At several points during the discussion, the two young activists stressed the importance of voting and speaking out.
“Your voice matters,” Deitsch said. “The biggest lie … is that your vote won’t count, that one voice can’t make a difference. Even though, when you put it all up against the odds, for the most part it may be true, that doesn’t mean give up. That doesn’t mean stop talking, that your voice isn’t being heard. It means speak louder.”
Deitsch emphasized the importance of technology and social media in spreading the gun reform message, which “reached so many people in so little time.”
Deitsch said the shooting was especially shocking because Parkland was widely considered one of the safest cities in Florida, with only one murder in the eight years before 2018. Deitsch noted that while the shooting at his school generated wall-to-wall media coverage and national attention, those who care about gun control must not ignore the many individual instances of gun violence that take place in other parts of the country every day.
Audience members noted that Yale students can learn a lot from Deitsch and Whitney.
“The Parkland student leaders represent the power of youth activism, and the role our generation can play in the political process when we assert ourselves,” said Jordan Cozby ’20, president of the Yale College Democrats. “The Parkland students’ moral clarity in demanding common sense gun violence prevention is essential to moving our political system forward on this issue.”

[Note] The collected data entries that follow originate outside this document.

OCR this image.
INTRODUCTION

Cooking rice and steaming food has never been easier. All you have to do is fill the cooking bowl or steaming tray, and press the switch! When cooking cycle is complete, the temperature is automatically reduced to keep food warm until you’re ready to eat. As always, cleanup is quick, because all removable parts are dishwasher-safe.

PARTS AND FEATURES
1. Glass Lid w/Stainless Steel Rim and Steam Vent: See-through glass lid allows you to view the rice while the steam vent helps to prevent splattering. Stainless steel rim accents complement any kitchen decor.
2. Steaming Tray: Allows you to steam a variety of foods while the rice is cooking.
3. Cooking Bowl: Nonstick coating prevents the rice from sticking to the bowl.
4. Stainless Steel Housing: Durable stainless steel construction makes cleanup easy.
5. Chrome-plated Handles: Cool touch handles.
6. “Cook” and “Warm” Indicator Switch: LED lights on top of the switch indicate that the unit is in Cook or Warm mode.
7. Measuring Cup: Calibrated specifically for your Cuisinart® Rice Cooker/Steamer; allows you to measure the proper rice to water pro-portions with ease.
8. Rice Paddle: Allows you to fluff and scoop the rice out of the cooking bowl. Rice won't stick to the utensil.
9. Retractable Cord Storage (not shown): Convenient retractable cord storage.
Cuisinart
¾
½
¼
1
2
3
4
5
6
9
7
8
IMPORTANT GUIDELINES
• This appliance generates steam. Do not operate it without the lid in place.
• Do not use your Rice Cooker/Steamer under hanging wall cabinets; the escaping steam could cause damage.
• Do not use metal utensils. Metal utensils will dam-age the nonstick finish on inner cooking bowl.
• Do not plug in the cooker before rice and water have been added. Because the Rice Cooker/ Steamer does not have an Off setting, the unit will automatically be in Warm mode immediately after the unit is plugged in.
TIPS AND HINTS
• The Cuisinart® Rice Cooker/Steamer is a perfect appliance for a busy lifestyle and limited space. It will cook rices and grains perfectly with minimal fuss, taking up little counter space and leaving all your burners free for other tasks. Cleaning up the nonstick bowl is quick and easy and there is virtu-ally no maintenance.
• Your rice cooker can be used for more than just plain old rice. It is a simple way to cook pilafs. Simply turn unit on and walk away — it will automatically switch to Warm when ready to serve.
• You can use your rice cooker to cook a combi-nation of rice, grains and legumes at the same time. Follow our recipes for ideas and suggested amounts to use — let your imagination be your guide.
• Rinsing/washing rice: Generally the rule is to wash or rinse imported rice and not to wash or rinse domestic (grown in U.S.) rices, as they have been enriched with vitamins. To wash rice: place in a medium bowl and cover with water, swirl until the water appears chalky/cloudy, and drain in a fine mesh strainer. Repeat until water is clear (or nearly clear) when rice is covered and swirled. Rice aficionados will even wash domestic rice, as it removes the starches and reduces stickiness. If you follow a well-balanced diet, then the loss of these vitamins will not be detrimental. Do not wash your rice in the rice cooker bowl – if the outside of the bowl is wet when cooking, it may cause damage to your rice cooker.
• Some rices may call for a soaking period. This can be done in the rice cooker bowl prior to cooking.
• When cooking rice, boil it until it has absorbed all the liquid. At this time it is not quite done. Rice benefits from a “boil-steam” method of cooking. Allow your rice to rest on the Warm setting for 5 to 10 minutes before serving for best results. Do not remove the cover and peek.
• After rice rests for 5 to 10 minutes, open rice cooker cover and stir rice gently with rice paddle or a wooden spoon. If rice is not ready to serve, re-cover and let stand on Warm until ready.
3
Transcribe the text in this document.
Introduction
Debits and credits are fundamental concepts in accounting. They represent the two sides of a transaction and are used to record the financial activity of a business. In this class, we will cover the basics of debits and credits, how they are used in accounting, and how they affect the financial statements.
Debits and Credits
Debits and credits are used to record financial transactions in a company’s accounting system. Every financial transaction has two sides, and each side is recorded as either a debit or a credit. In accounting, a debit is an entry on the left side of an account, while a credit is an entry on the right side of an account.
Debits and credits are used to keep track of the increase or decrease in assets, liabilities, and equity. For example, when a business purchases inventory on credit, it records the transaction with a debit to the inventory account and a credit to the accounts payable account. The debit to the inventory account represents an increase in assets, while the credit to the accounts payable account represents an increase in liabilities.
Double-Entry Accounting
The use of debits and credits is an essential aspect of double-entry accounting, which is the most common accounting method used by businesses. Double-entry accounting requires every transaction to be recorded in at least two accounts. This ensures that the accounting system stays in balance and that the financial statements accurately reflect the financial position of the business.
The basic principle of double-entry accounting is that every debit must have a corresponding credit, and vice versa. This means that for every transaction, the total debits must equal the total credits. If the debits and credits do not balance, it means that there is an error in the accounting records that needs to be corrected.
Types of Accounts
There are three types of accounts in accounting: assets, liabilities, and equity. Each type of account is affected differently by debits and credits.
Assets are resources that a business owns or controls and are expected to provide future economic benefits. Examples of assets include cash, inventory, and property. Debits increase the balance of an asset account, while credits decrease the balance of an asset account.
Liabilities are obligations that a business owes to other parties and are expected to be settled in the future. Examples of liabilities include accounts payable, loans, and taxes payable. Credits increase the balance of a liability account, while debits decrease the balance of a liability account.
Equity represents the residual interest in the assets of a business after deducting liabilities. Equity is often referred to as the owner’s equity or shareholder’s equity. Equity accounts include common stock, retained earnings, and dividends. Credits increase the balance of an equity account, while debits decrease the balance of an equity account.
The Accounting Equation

Among the more than 100 people crammed into the classroom and spilling into the hallway was a sizable cohort of admitted students.
Zev Kazati-Morgan, an admitted student visiting campus for Bulldog Days, told the News that he found the event both informative and enjoyable.
“I’ve really enjoyed getting a taste of all of the resources Yale has to offer and all the people they can bring to campus,” Kazati-Morgan said. “I learned about specific techniques and strategies that I can use to confront people who do not support gun control back at home.”
The March for Our Lives was one of the biggest youth protests since the Vietnam War.